A Machine-Learning-Based Prediction Model for Total Glycoalkaloid Accumulation in Yukon Gold Potatoes.
Saipriya Ramalingam, Diksha Singla, Mainak Pal Chowdhury, Michele Konschuh, Chandra Bhan Singh
Abstract
Open AccessPotatoes are the most extensively cultivated vegetable crop in Canada and rank as the fifth largest primary agricultural commodity. Given their diverse end uses and significant market value, particularly in processed forms, ensuring consistent quality from harvest to consumption is of critical importance. Total glycoalkaloids (TGA) are nitrogen-containing secondary metabolites that are known to accumulate in the tuber as an effect of greening in-field or elsewhere in the supply chain. In this study, 210 Yukon Gold (YG) potatoes were exposed to a constant light source to green over a period of 14 days and sampled in 7-day intervals. The samples were scanned using a short-wave infrared (SWIR) hyperspectral imaging camera in the 900-2500 nm wavelength range. Once individually scanned, pixel-wise spectral data was extracted and averaged for each tuber and matched with its respective ground truth TGA values which were obtained using a High-Performance Liquid Chromatography (HPLC) system.
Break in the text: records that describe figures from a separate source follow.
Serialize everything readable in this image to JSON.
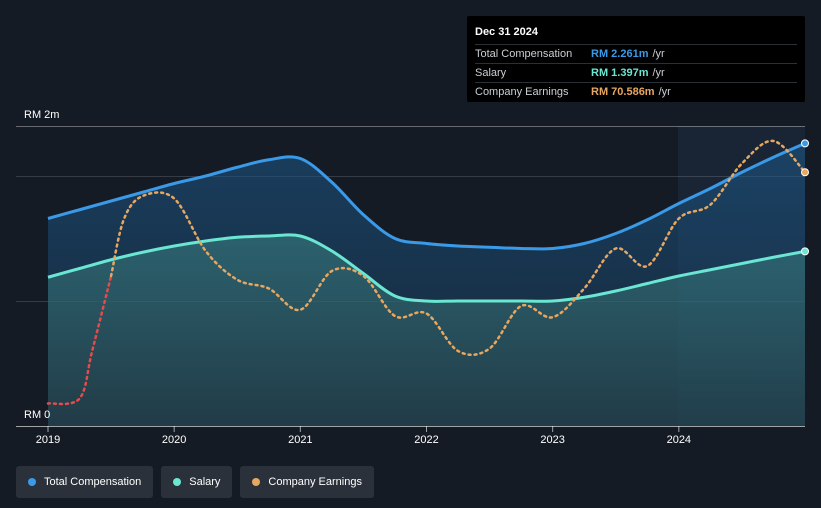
{
  "tooltip": {
    "date": "Dec 31 2024",
    "rows": [
      {
        "label": "Total Compensation",
        "value": "RM 2.261m",
        "unit": "/yr",
        "color": "#3b9ae8"
      },
      {
        "label": "Salary",
        "value": "RM 1.397m",
        "unit": "/yr",
        "color": "#6ae6d2"
      },
      {
        "label": "Company Earnings",
        "value": "RM 70.586m",
        "unit": "/yr",
        "color": "#e8a761"
      }
    ]
  },
  "legend": [
    {
      "label": "Total Compensation",
      "color": "#3b9ae8"
    },
    {
      "label": "Salary",
      "color": "#6ae6d2"
    },
    {
      "label": "Company Earnings",
      "color": "#e8a761"
    }
  ],
  "colors": {
    "background": "#151b24",
    "total": "#3b9ae8",
    "salary": "#6ae6d2",
    "earnings": "#e8a761",
    "earnings_negative": "#e64b4b",
    "forecast_band": "#1b2a3a"
  },
  "chart_data": {
    "type": "area",
    "title": "",
    "xlabel": "",
    "ylabel": "",
    "y_tick_labels": [
      "RM 0",
      "RM 2m"
    ],
    "x_tick_labels": [
      "2019",
      "2020",
      "2021",
      "2022",
      "2023",
      "2024"
    ],
    "x_ticks": [
      2019.0,
      2020.0,
      2021.0,
      2022.0,
      2023.0,
      2024.0
    ],
    "xlim": [
      2019.0,
      2025.0
    ],
    "ylim": [
      0,
      2.4
    ],
    "grid": true,
    "legend_position": "bottom-left",
    "series": [
      {
        "name": "Total Compensation",
        "x": [
          2019.0,
          2019.25,
          2019.5,
          2019.75,
          2020.0,
          2020.25,
          2020.5,
          2020.75,
          2021.0,
          2021.25,
          2021.5,
          2021.75,
          2022.0,
          2022.25,
          2022.5,
          2022.75,
          2023.0,
          2023.25,
          2023.5,
          2023.75,
          2024.0,
          2024.25,
          2024.5,
          2024.75,
          2025.0
        ],
        "values": [
          1.66,
          1.73,
          1.8,
          1.87,
          1.94,
          2.0,
          2.07,
          2.13,
          2.14,
          1.95,
          1.69,
          1.5,
          1.46,
          1.44,
          1.43,
          1.42,
          1.42,
          1.46,
          1.54,
          1.65,
          1.78,
          1.9,
          2.03,
          2.15,
          2.261
        ]
      },
      {
        "name": "Salary",
        "x": [
          2019.0,
          2019.25,
          2019.5,
          2019.75,
          2020.0,
          2020.25,
          2020.5,
          2020.75,
          2021.0,
          2021.25,
          2021.5,
          2021.75,
          2022.0,
          2022.25,
          2022.5,
          2022.75,
          2023.0,
          2023.25,
          2023.5,
          2023.75,
          2024.0,
          2024.25,
          2024.5,
          2024.75,
          2025.0
        ],
        "values": [
          1.19,
          1.26,
          1.33,
          1.39,
          1.44,
          1.48,
          1.51,
          1.52,
          1.52,
          1.4,
          1.22,
          1.04,
          1.0,
          1.0,
          1.0,
          1.0,
          1.0,
          1.03,
          1.08,
          1.14,
          1.2,
          1.25,
          1.3,
          1.35,
          1.397
        ]
      },
      {
        "name": "Company Earnings",
        "x": [
          2019.0,
          2019.25,
          2019.35,
          2019.5,
          2019.6,
          2019.75,
          2020.0,
          2020.25,
          2020.5,
          2020.75,
          2021.0,
          2021.25,
          2021.5,
          2021.75,
          2022.0,
          2022.25,
          2022.5,
          2022.75,
          2023.0,
          2023.25,
          2023.5,
          2023.75,
          2024.0,
          2024.25,
          2024.5,
          2024.75,
          2025.0
        ],
        "values": [
          0.18,
          0.22,
          0.6,
          1.2,
          1.65,
          1.84,
          1.82,
          1.4,
          1.17,
          1.1,
          0.93,
          1.24,
          1.2,
          0.88,
          0.9,
          0.6,
          0.62,
          0.96,
          0.87,
          1.1,
          1.42,
          1.28,
          1.66,
          1.77,
          2.1,
          2.28,
          2.03
        ]
      }
    ]
  }
}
Prediction models using the partial least squares regression technique were developed from the extracted hyperspectral data and reference TGA values. Wavelength selection techniques such as competitive adaptive re-weighted sampling (CARS) and backward elimination (BE) were deployed to reduce the number of contributing wavelengths for practical applications. The best model resulted in a correlation coefficient of cross-validation (R2cv) of 0.72 with a root mean square error of cross-validation (RMSEcv) of 51.50 ppm.